À propos de partenariats célèbres, ceux d’entre vous qui ont vu le tout dernier numéro du magazine trimestriel du FMI Finances et développement auront peut-être remarqué que Madame Lagarde s’est récemment entretenue avec John Maynard Keynes.
Lors de cette réunion imaginaire, Lord Keynes et Madame Lagarde ont discuté du FMI.
Lord Keynes s’est félicité que le FMI ait su s’adapter aux nombreux défis au fil des ans et s’est dit surtout satisfait que nous n’ayons pas dévié de notre engagement en faveur de la stabilité économique et financière dans un cadre multilatéral fondé sur des règles.
Imaginons à présent que nous puissions monter à bord d’une machine à voyager dans le temps, que nous emprunterions par exemple à un ami de Keynes, H.G Wells, et que nous fassions un bond en avant de 25, 50 ou même 75 ans.
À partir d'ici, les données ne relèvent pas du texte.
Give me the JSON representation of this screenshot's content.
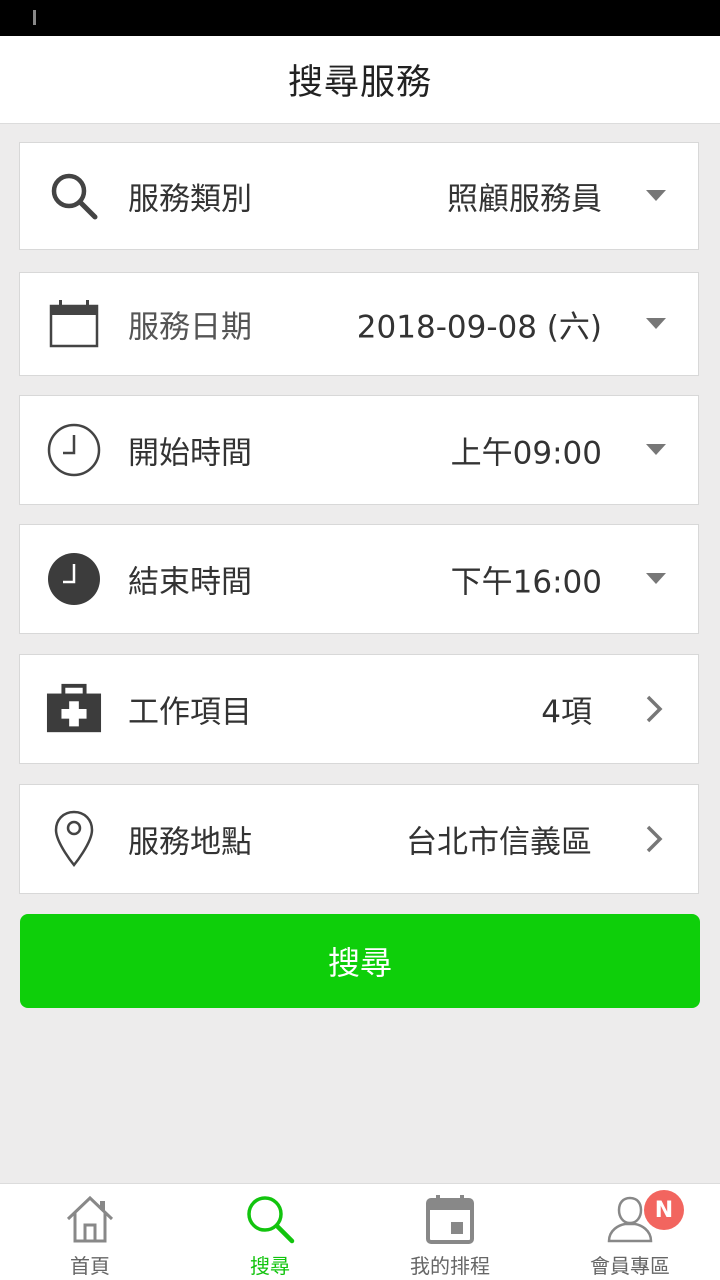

À quoi ressembleraient le monde et le FMI ?
J’espère que Lord Keynes nous reconnaîtrait encore, en train de promouvoir la croissance et la stabilité, ainsi que de nous adapter aux besoins de nos pays membres. C’est de ce voyage dans le futur que je souhaiterais vous entretenir aujourd’hui.
Mais permettez-moi tout d’abord de jeter un bref regard en arrière.
Les 75 dernières années
Les architectes de Bretton Woods ont été fortement influencés par les événements qui se sont déroulés entre les deux guerres mondiales, lorsque le multilatéralisme et l’ordre international libéral se sont effondrés sur fond de protectionnisme, de mauvais fonctionnement de l’étalon or et de dévaluations compétitives.
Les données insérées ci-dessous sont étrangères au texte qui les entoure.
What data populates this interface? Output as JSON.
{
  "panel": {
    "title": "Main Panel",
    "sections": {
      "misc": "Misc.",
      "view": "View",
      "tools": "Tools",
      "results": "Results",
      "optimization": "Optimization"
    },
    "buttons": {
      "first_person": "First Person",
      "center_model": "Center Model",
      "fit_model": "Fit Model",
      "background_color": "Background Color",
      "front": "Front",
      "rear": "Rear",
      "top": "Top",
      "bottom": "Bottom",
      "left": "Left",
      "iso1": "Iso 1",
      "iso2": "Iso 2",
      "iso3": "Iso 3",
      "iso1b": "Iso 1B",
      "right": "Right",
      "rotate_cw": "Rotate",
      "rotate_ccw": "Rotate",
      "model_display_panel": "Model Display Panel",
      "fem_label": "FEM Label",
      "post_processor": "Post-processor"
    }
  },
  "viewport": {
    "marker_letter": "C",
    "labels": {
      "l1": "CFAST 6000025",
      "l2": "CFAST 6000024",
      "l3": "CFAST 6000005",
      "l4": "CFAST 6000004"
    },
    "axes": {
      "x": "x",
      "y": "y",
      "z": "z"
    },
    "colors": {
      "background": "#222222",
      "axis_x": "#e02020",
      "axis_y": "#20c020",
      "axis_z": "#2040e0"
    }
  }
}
L’implosion du commerce mondial a amplifié la Grande Dépression et, en fin de compte, a alimenté le fascisme, le communisme et la guerre.
Mais ensuite, des enseignements ont été tirés. On a vu dans quelle mesure les intérêts économiques nationaux et globaux étaient interconnectés.
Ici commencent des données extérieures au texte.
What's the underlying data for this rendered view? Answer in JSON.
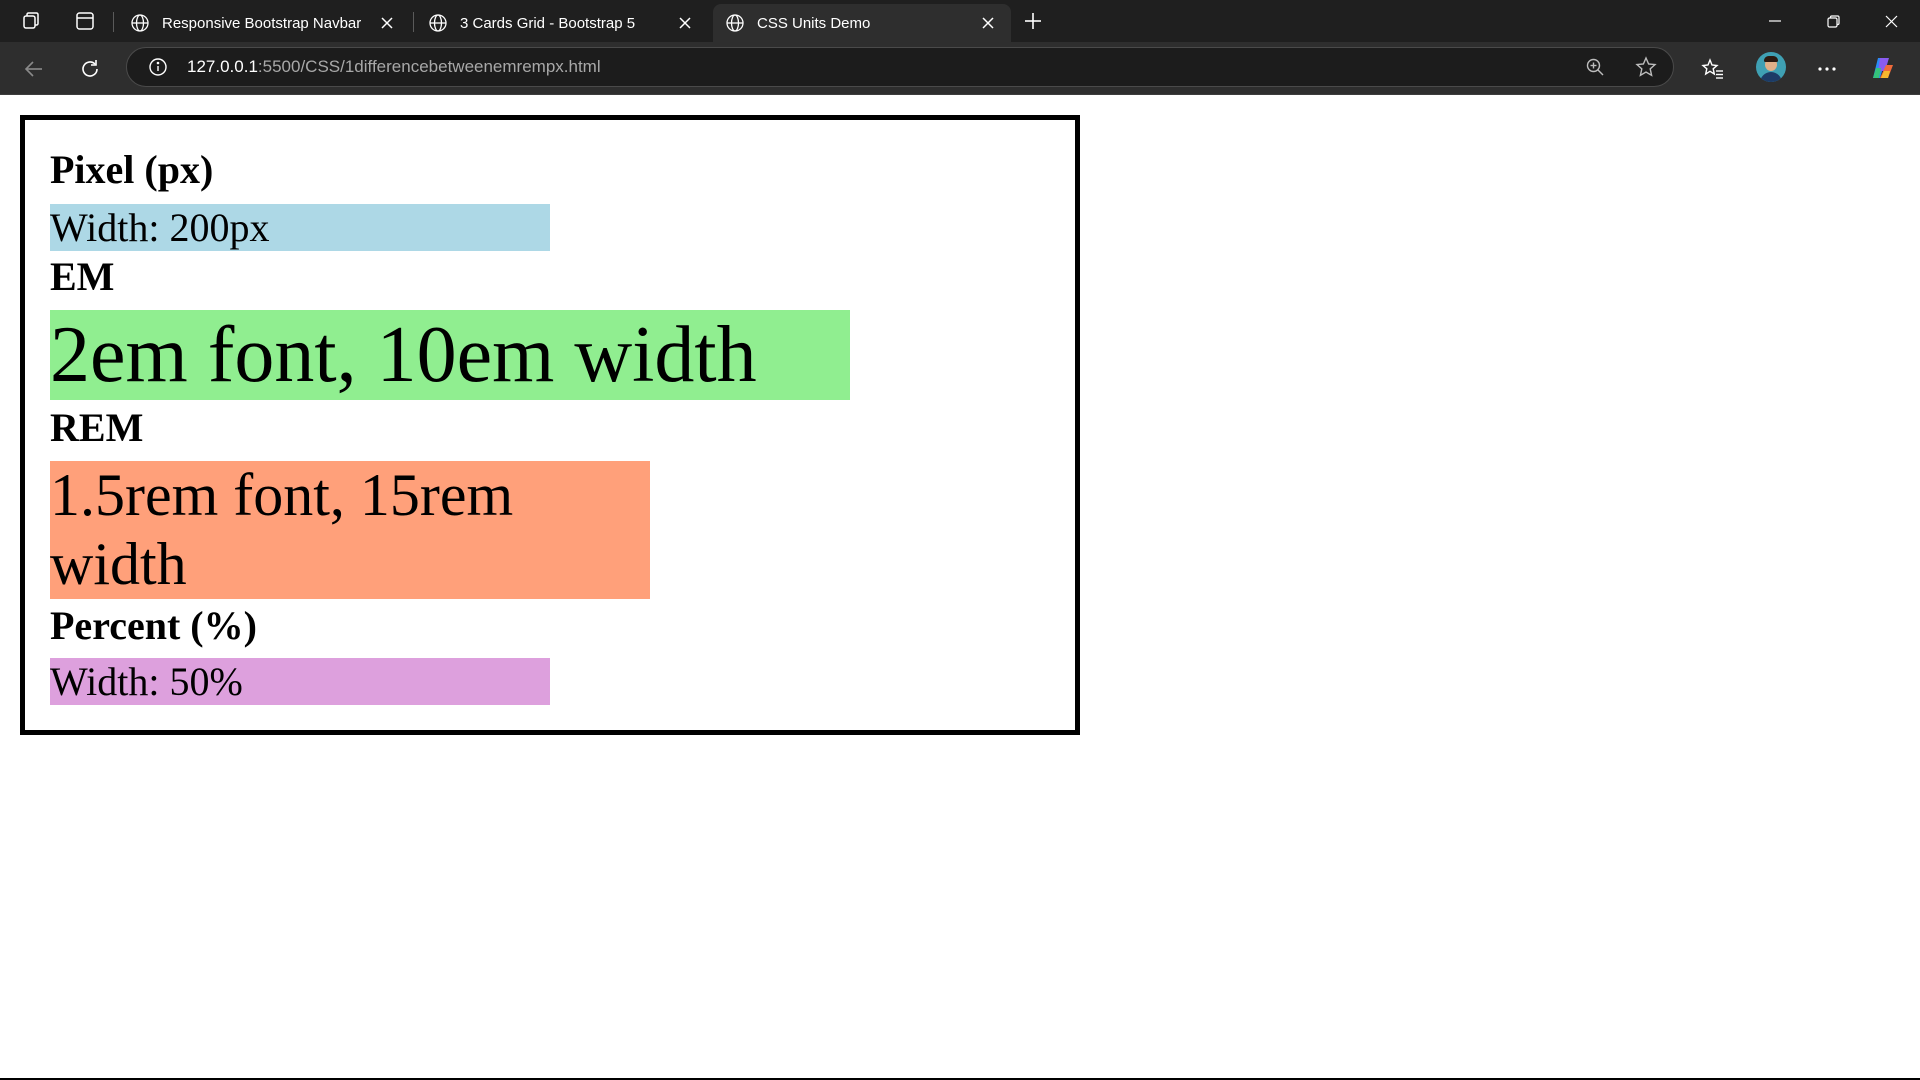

Les fondateurs de nos institutions à Bretton Woods ont établi que le développement économique et la stabilité financière mondiale étaient nécessaires à la paix.
Pour reprendre les mots de la reine Elizabeth II, ils ont « construit un ensemble d’institutions internationales afin que les horreurs de la guerre ne se répètent jamais plus ».
C’est là qu’est né le multilatéralisme.
Nous connaissons les résultats. Des progrès formidables pour le bien-être de l’humanité : espérance de vie à la naissance, instruction, mortalité infantile et maternelle. Le PIB mondial est cinq fois plus élevé qu’en 1945. Plus d’un milliard de personnes se sont sorties de la pauvreté. Et plusieurs milliards bénéficient des avantages mutuels procurés par le commerce.
Je suis fier d’avoir passé une bonne partie de ma carrière au sein de l’institution qui a joué un rôle central dans cette histoire.
Il n’y a pas eu de deuxième Bretton Woods, mais nous sommes aujourd'hui une institution très différente de celle qui a été fondée. Comment en sommes-nous arrivés là ? Parce que nous nous adaptons continuellement à notre nouvel environnement.
Lord Keynes aurait été heureux de voir le FMI passer du système des taux de change fixes de Bretton Woods à l’ère des taux flexibles.
Ou de voir comment le FMI a fait face aux crises de la dette en Amérique latine, à commencer pendant le mandat de Jacques de Larosière.
Ou ensuite de voir comment nous avons favorisé la transition des pays sortant du communisme et comment nous avons rendu possible l’adhésion de bon nombre de ces pays au FMI ; ou encore comment nous avons fait face à ce que Michel Camdessus a surnommé les crises du XXIe siècle, celles qui sont nées de l’explosion des flux de capitaux internationaux.
Dans les 75 prochaines années, le FMI devra continuer de s’adapter. Ce travail est d’ailleurs déjà en bonne voie.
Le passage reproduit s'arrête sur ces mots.